Your benchmarking approach is fundamentally wrong, and your "careful code" is bogus.

First, emptying the cache is bogus. Not only will it quickly be repopulated with the required data, but also the examples you have posted have very little memory interaction (only cache access by call/ret and a load we'll get to.

Second, yielding before the benchmarking loop is bogus. You iterate 100000000 times, which even on a reasonably fast modern processor will take longer than typical scheduling clock interrupts on a stock operating system. If, on the other hand, you disable scheduling clock interrupts, then yielding before the benchmark doesn't do anything.

Now that the useless incidental complexity is out of the way, about the fundamental misunderstanding of modern CPUs:

You expect loop_time_gross/loop_count to be the time spent in each loop iteration. This is wrong. Modern CPUs do not execute instructions one after the other, sequentially. Modern CPUs pipeline, predict branches, execute multiple instructions in parallel, and (reasonably fast CPUs) out of order.

So after the first handful of iterations of the benchmarking loop, all branches are perfectly predicted for the next almost 100000000 iterations. This enables the CPU to speculate. Effectively, the conditional branch in the benchmarking loop goes away, as does most of the cost of the indirect call. Effectively, the CPU can unroll the loop:

movss  xmm0, number
movaps  xmm1, xmm0
rsqrtss xmm1, xmm0
mulss   xmm0, xmm1
movss  xmm0, number
movaps  xmm1, xmm0
rsqrtss xmm1, xmm0
mulss   xmm0, xmm1
movss  xmm0, number
movaps  xmm1, xmm0
rsqrtss xmm1, xmm0
mulss   xmm0, xmm1
...

or, for the other loop

movss  xmm0, number
sqrtss  xmm0, xmm0
movss  xmm0, number
sqrtss  xmm0, xmm0
movss  xmm0, number
sqrtss  xmm0, xmm0
...

Notable, the load of number is always the same (thus quickly cached), and it overwrites the just computed value, breaking the dependency chain.

To be fair, the

call   rbp
sub    rbx, 0x1
jne    15b0 <double profile(float)+0x20>

are still executed, but the only resources they take from the floating-point code are decode/micro-op cache and execution ports. Notably, while the integer loop code has a dependency chain (ensuring a minimum execution time), the floating-point code does not carry a dependency on it. Furthermore, the floating-point code consists of many mutually totally independent short dependency chains.

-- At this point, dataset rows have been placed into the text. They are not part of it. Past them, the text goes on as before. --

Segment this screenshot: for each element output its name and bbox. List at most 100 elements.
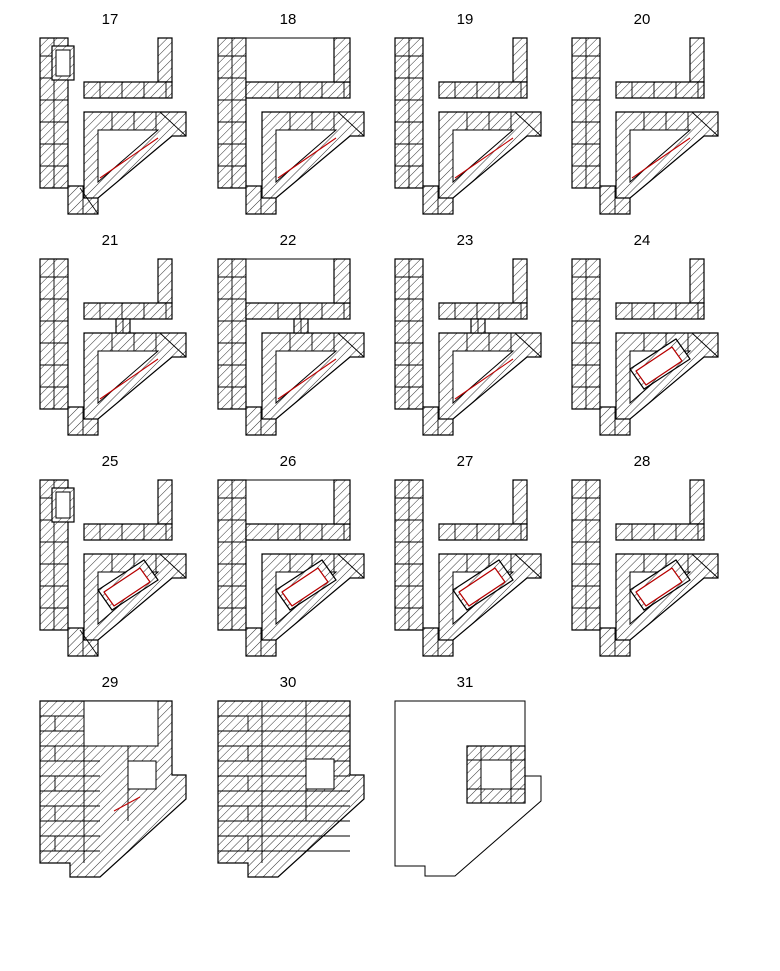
step-panel-21: 21 (39, 232, 187, 436)
step-panel-31: 31 (394, 674, 542, 877)
firebox-mark (458, 567, 496, 593)
top-right-wall (512, 258, 528, 304)
brick-seam (691, 553, 719, 579)
door-opening (55, 491, 71, 519)
firebox-mark (671, 567, 683, 583)
step-number: 18 (280, 11, 297, 28)
firebox-mark (635, 346, 673, 372)
top-divider (245, 302, 351, 320)
top-divider (615, 302, 705, 320)
brick-seam (337, 553, 365, 579)
step-panel-26: 26 (217, 453, 365, 657)
flue-mark (454, 137, 514, 179)
top-right-wall (333, 479, 351, 525)
step-panel-25: 25 (39, 453, 187, 657)
step-number: 31 (457, 674, 474, 691)
firebox-mark (139, 567, 151, 583)
step-panel-30: 30 (217, 674, 365, 878)
top-divider (83, 523, 173, 541)
open-flue (127, 760, 157, 790)
step-panel-23: 23 (394, 232, 542, 436)
top-divider (615, 523, 705, 541)
step-number: 30 (280, 674, 297, 691)
firebox-mark (103, 567, 141, 593)
open-flue (305, 758, 335, 790)
top-divider (615, 81, 705, 99)
firebox-mark (317, 567, 329, 583)
firebox-mark (113, 581, 151, 607)
firebox-mark (671, 346, 683, 362)
step-number: 19 (457, 11, 474, 28)
top-box-opening (245, 258, 351, 304)
step-number: 28 (634, 453, 651, 470)
top-right-wall (157, 37, 173, 83)
step-number: 17 (102, 11, 119, 28)
top-right-wall (157, 479, 173, 525)
swing-arc (79, 629, 99, 657)
step-number: 27 (457, 453, 474, 470)
top-divider (438, 81, 528, 99)
flue-mark (631, 137, 691, 179)
top-divider (438, 302, 528, 320)
step-number: 20 (634, 11, 651, 28)
top-divider (83, 81, 173, 99)
brick-seam (337, 111, 365, 137)
open-flue (83, 700, 159, 747)
firebox-mark (635, 567, 673, 593)
brick-seam (691, 332, 719, 358)
step-number: 24 (634, 232, 651, 249)
firebox-mark (494, 567, 506, 583)
top-right-wall (689, 258, 705, 304)
brick-seam (337, 332, 365, 358)
firebox-mark (103, 591, 115, 607)
top-right-wall (689, 479, 705, 525)
brick-mass (217, 700, 365, 878)
brick-seam (159, 332, 187, 358)
step-panel-24: 24 (571, 232, 719, 436)
top-box-opening (245, 37, 351, 83)
top-divider (83, 302, 173, 320)
step-number: 26 (280, 453, 297, 470)
step-panel-19: 19 (394, 11, 542, 215)
firebox-mark (645, 581, 683, 607)
step-panel-27: 27 (394, 453, 542, 657)
top-right-wall (333, 258, 351, 304)
top-right-wall (512, 37, 528, 83)
top-divider (245, 81, 351, 99)
flue-mark (277, 358, 337, 400)
step-panel-28: 28 (571, 453, 719, 657)
step-panel-17: 17 (39, 11, 187, 215)
flue-mark (454, 358, 514, 400)
chamber-opening (480, 759, 512, 790)
top-divider (245, 523, 351, 541)
step-panel-20: 20 (571, 11, 719, 215)
firebox-mark (113, 796, 141, 812)
brick-seam (691, 111, 719, 137)
top-right-wall (689, 37, 705, 83)
step-number: 23 (457, 232, 474, 249)
firebox-mark (458, 591, 470, 607)
firebox-mark (291, 581, 329, 607)
top-divider (438, 523, 528, 541)
step-number: 25 (102, 453, 119, 470)
swing-arc (79, 187, 99, 215)
top-right-wall (512, 479, 528, 525)
top-right-wall (157, 258, 173, 304)
step-panel-18: 18 (217, 11, 365, 215)
flue-mark (277, 137, 337, 179)
chamber-wall (466, 745, 526, 804)
top-right-wall (333, 37, 351, 83)
flue-mark (99, 137, 159, 179)
step-number: 22 (280, 232, 297, 249)
firebox-mark (635, 370, 647, 386)
brick-seam (514, 553, 542, 579)
step-number: 29 (102, 674, 119, 691)
brick-seam (159, 553, 187, 579)
firebox-mark (468, 581, 506, 607)
brick-seam (514, 332, 542, 358)
brick-seam (514, 111, 542, 137)
firebox-mark (281, 591, 293, 607)
step-panel-22: 22 (217, 232, 365, 436)
top-box-opening (245, 479, 351, 525)
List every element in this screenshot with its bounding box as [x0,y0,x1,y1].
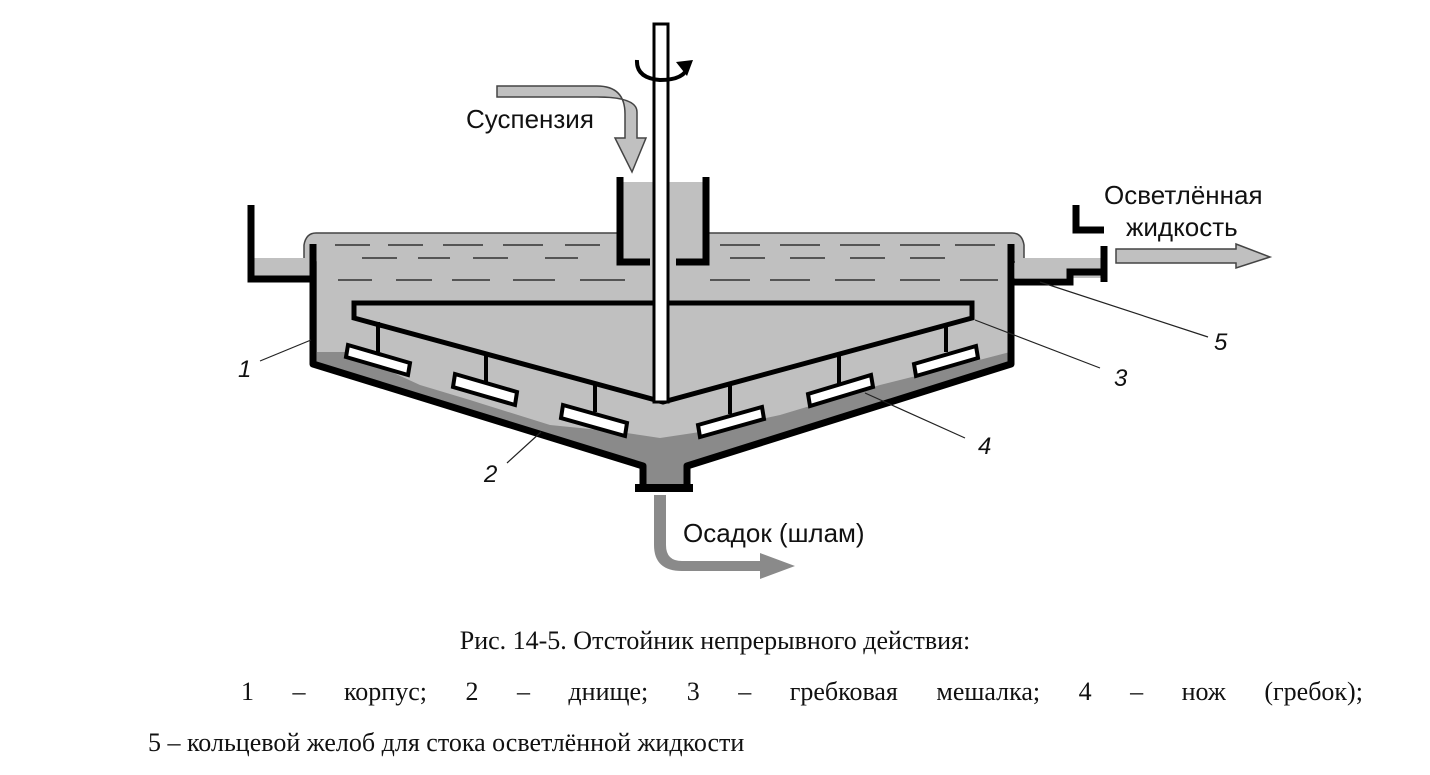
rotation-arrow-icon [634,59,693,83]
legend-token: днище; [568,677,649,706]
settler-diagram: Суспензия Осветлённая жидкость Осадок (ш… [238,22,1273,579]
sludge-label: Осадок (шлам) [683,518,865,548]
liquid-surface-waves [335,244,998,281]
figure-legend-line2: 5 – кольцевой желоб для стока осветлённо… [148,728,745,757]
sludge-layer [316,352,1010,490]
arrow-right-icon [1115,242,1273,270]
inlet-label: Суспензия [466,104,594,134]
callout-1: 1 [238,356,251,383]
legend-token: – [292,677,306,706]
legend-token: 1 [241,677,254,706]
blade [695,404,767,440]
housing-wall [309,244,1015,488]
blade [805,372,876,409]
blade [343,342,413,378]
left-trough-liquid [252,258,310,278]
blade [911,343,981,379]
figure-caption-title: Рис. 14-5. Отстойник непрерывного действ… [459,626,971,655]
legend-token: – [738,677,752,706]
figure-legend-line1: 1 – корпус; 2 – днище; 3 – гребковая меш… [241,677,1363,707]
legend-token: 2 [465,677,479,706]
left-overflow-trough [247,205,313,283]
blade [558,402,630,439]
legend-token: нож [1181,677,1226,706]
legend-token: корпус; [343,677,427,706]
sludge-arrow-icon [654,495,795,579]
arrow-down-icon [496,85,648,174]
callout-5: 5 [1214,329,1228,356]
agitator-shaft [652,22,670,404]
blade [450,371,520,408]
legend-token: – [1130,677,1144,706]
legend-token: – [516,677,530,706]
legend-token: мешалка; [936,677,1041,706]
callout-3: 3 [1114,365,1128,392]
legend-token: 4 [1078,677,1092,706]
rake-blades [343,342,981,440]
rake-hangers [376,322,948,414]
outlet-label-line2: жидкость [1126,212,1238,242]
callout-leaders [259,281,1209,464]
legend-token: гребковая [789,677,898,706]
sludge-outlet-flange [635,484,693,492]
feed-well [616,177,710,266]
callout-4: 4 [978,433,991,460]
legend-token: (гребок); [1264,677,1363,706]
legend-token: 3 [686,677,700,706]
outlet-label-line1: Осветлённая [1104,180,1263,210]
callout-2: 2 [483,461,497,488]
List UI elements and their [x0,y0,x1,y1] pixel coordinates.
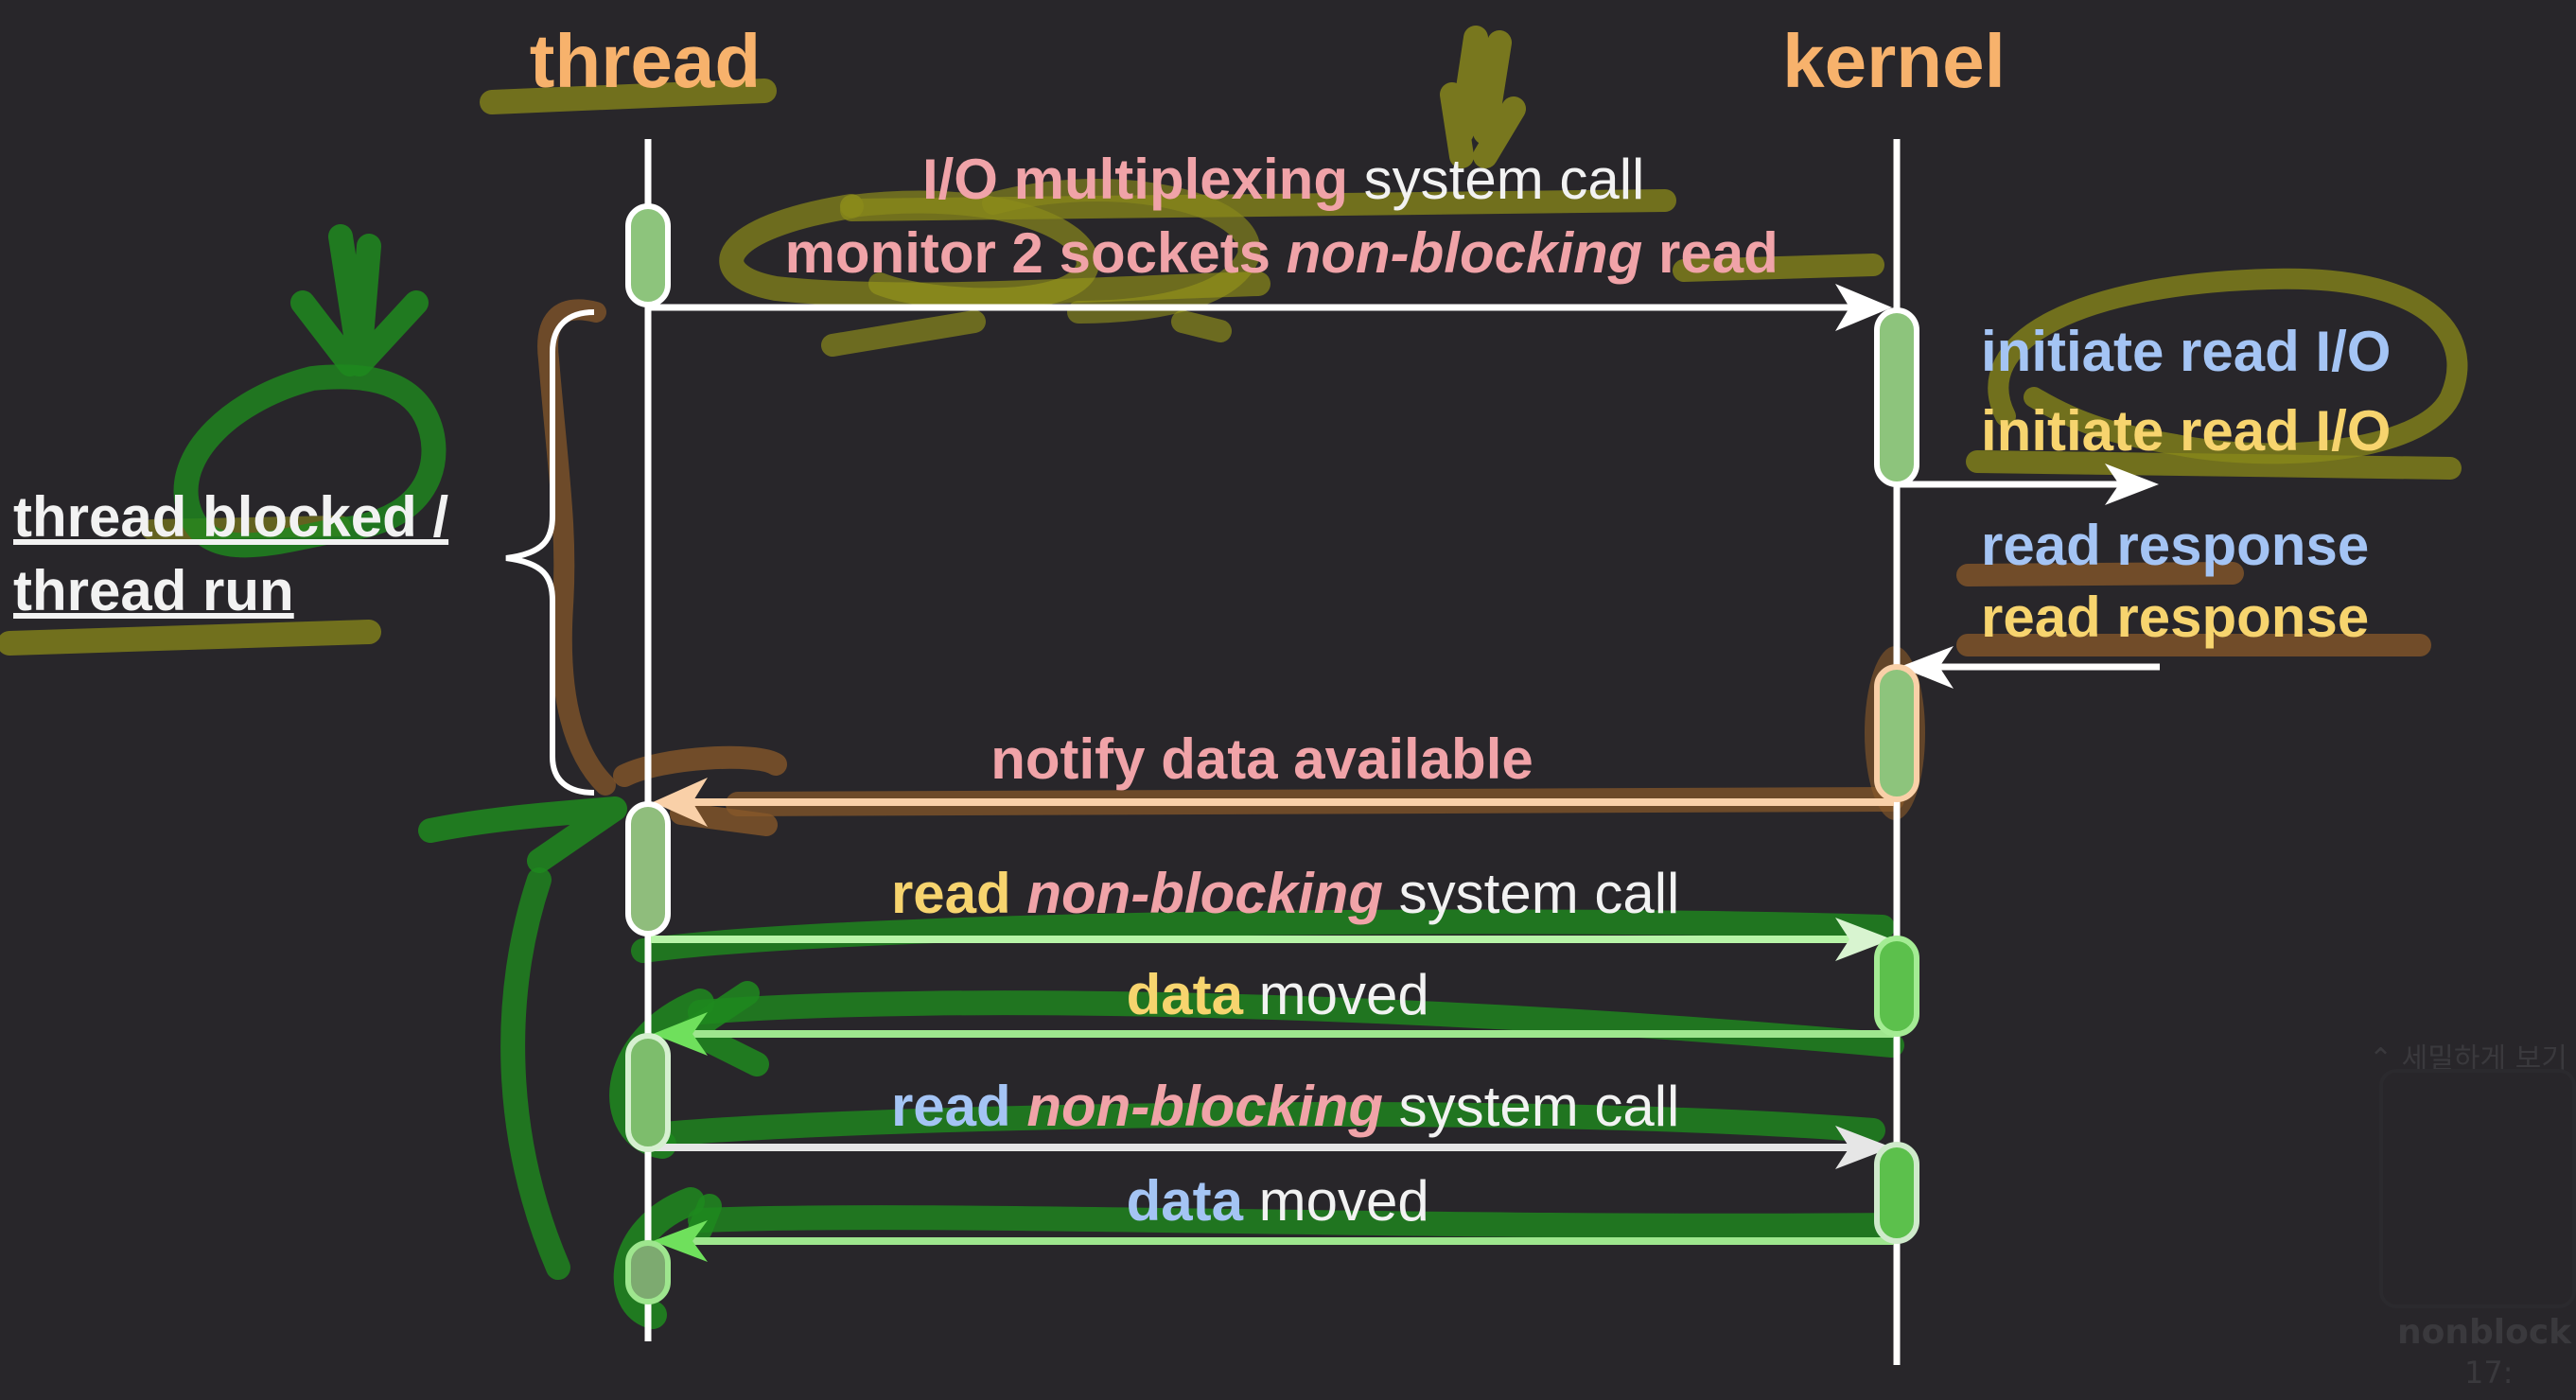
olive-tail-1 [821,310,986,357]
preview-time: 17: [2464,1355,2514,1391]
preview-title: nonblock [2397,1313,2572,1352]
arrow-read-call-1 [651,918,1892,961]
brace [505,309,595,796]
multiplex-call-part1: I/O multiplexing [922,148,1348,211]
thread-activation-4 [625,1240,671,1304]
participant-thread: thread [530,19,762,103]
read-call-2-part1: read [891,1075,1026,1138]
read-call-2-part3: system call [1383,1075,1679,1138]
data-moved-2-part1: data [1127,1169,1244,1233]
brown-underline-response-1 [1956,562,2244,586]
labels: thread kernel I/O multiplexing system ca… [13,19,2391,1233]
olive-scribble-top [1440,26,1526,168]
side-note-line1: thread blocked / [13,485,448,549]
read-call-1-part1: read [891,862,1026,925]
arrow-initiate-read [1900,464,2159,505]
arrow-read-response [1900,646,2160,689]
side-note-line2: thread run [13,559,294,622]
kernel-activation-1 [1874,307,1919,487]
kernel-activation-2 [1874,664,1919,802]
olive-underline-system-call [840,189,1676,221]
multiplex-call-part2: system call [1348,148,1644,211]
green-arrow-to-thread [418,796,627,873]
message-read-call-2: read non-blocking system call [780,1075,1759,1138]
kernel-activation-3 [1874,936,1919,1037]
kernel-note-initiate-1: initiate read I/O [1981,320,2391,383]
monitor-part1: monitor 2 sockets [785,221,1287,285]
data-moved-2-part2: moved [1243,1169,1429,1233]
kernel-note-initiate-2: initiate read I/O [1981,399,2391,463]
green-underline-data-1 [688,990,1904,1058]
olive-loop-monitor [719,194,1270,307]
arrows [651,284,2160,1262]
olive-underline-thread-run [0,620,381,656]
message-data-moved-2: data moved [1016,1169,1508,1233]
green-underline-read-2 [640,1102,1885,1147]
arrow-data-moved-2 [653,1220,1894,1262]
olive-tail-2 [1171,310,1232,342]
monitor-part2: non-blocking [1287,221,1643,285]
green-arrow-down-mark [290,224,429,376]
message-data-moved-1: data moved [1016,963,1508,1026]
brown-brace-trace [537,299,616,796]
kernel-note-response-2: read response [1981,586,2369,649]
green-arrow-thread-3 [678,981,769,1076]
video-hover-preview[interactable]: ⌃ 세밀하게 보기 nonblock 17: [2270,1022,2576,1400]
kernel-note-response-1: read response [1981,514,2369,577]
thread-activation-1 [625,203,671,307]
message-multiplex-call: I/O multiplexing system call [812,148,1723,211]
message-notify: notify data available [990,727,1533,791]
olive-underline-thread [480,79,777,114]
read-call-1-part2: non-blocking [1026,862,1383,925]
read-call-1-part3: system call [1383,862,1679,925]
read-call-2-part2: non-blocking [1026,1075,1383,1138]
green-curve-left [500,867,570,1280]
participant-kernel: kernel [1782,19,2006,103]
activations [625,203,1919,1304]
arrow-read-call-2 [651,1126,1892,1169]
arrow-notify [653,778,1894,827]
data-moved-1-part1: data [1127,963,1244,1026]
message-read-call-1: read non-blocking system call [780,862,1759,925]
green-underline-data-2 [688,1205,1904,1238]
data-moved-1-part2: moved [1243,963,1429,1026]
olive-underline-read [1673,254,1884,282]
preview-card[interactable] [2379,1069,2576,1308]
monitor-part3: read [1642,221,1778,285]
arrow-data-moved-1 [653,1012,1894,1056]
arrow-multiplex-call [651,284,1892,331]
message-monitor: monitor 2 sockets non-blocking read [675,221,1857,285]
kernel-activation-4 [1874,1142,1919,1244]
thread-activation-2 [625,801,671,936]
olive-underline-initiate [1966,450,2462,480]
olive-circle-initiate [1988,268,2468,464]
green-loop-thread-blocked [173,364,447,558]
sequence-diagram: thread kernel I/O multiplexing system ca… [0,19,2468,1365]
thread-activation-3 [625,1033,671,1152]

Where you expect the CPU to execute instructions sequentially, the CPU can instead execute them in parallel.

A small look at https://agner.org/optimize/instruction_tables.pdf reveals why this parallel execution doesn't work for sqrtss on Nehalem:

instruction: SQRTSS/PS
latency: 7-18
reciprocal throughput: 7-18

i.e., the instruction cannot be pipelined and only runs on one execution port. In contrast, for movaps, rsqrtss, mulss:

instruction: MOVAPS/D
latency: 1
reciprocal throughput: 1

instruction: RSQRTSS
latency: 3
reciprocal throughput: 2

instruction: MULSS
latency: 4
reciprocal throughput: 1

the maximum reciprocal throughput of the dependency chain is 2, so you can expect the code to finish executing one dependency chain every 2 cycles in the steady state. At this point, the execution time of the floating-point part of the benchmarking loop is less than or equal to the loop overhead and overlapped with it, so your naive approach to subtract the loop overhead leads to nonsensical results.

If you wanted to do this properly, you would ensure that separate loop iterations are dependent on each other, for example by changing your benchmarking loop to

float x = INITIAL_VALUE;
for (i = 0; i < 100000000; i++)
    x = benchmarked_function(x);

Obviously you will not benchmark the same input this way, unless INITIAL_VALUE is a fixed point of benchmarked_function(). However, you can arrange for it to be a fixed point of an expanded function by computing float diff = INITIAL_VALUE - benchmarked_function(INITIAL_VALUE); and then making the loop

float x = INITIAL_VALUE;
for (i = 0; i < 100000000; i++)
    x = diff + benchmarked_function(x);

with relatively minor overhead, though you should then ensure that floating-point errors do not accumulate to significantly change the value passed to benchmarked_function().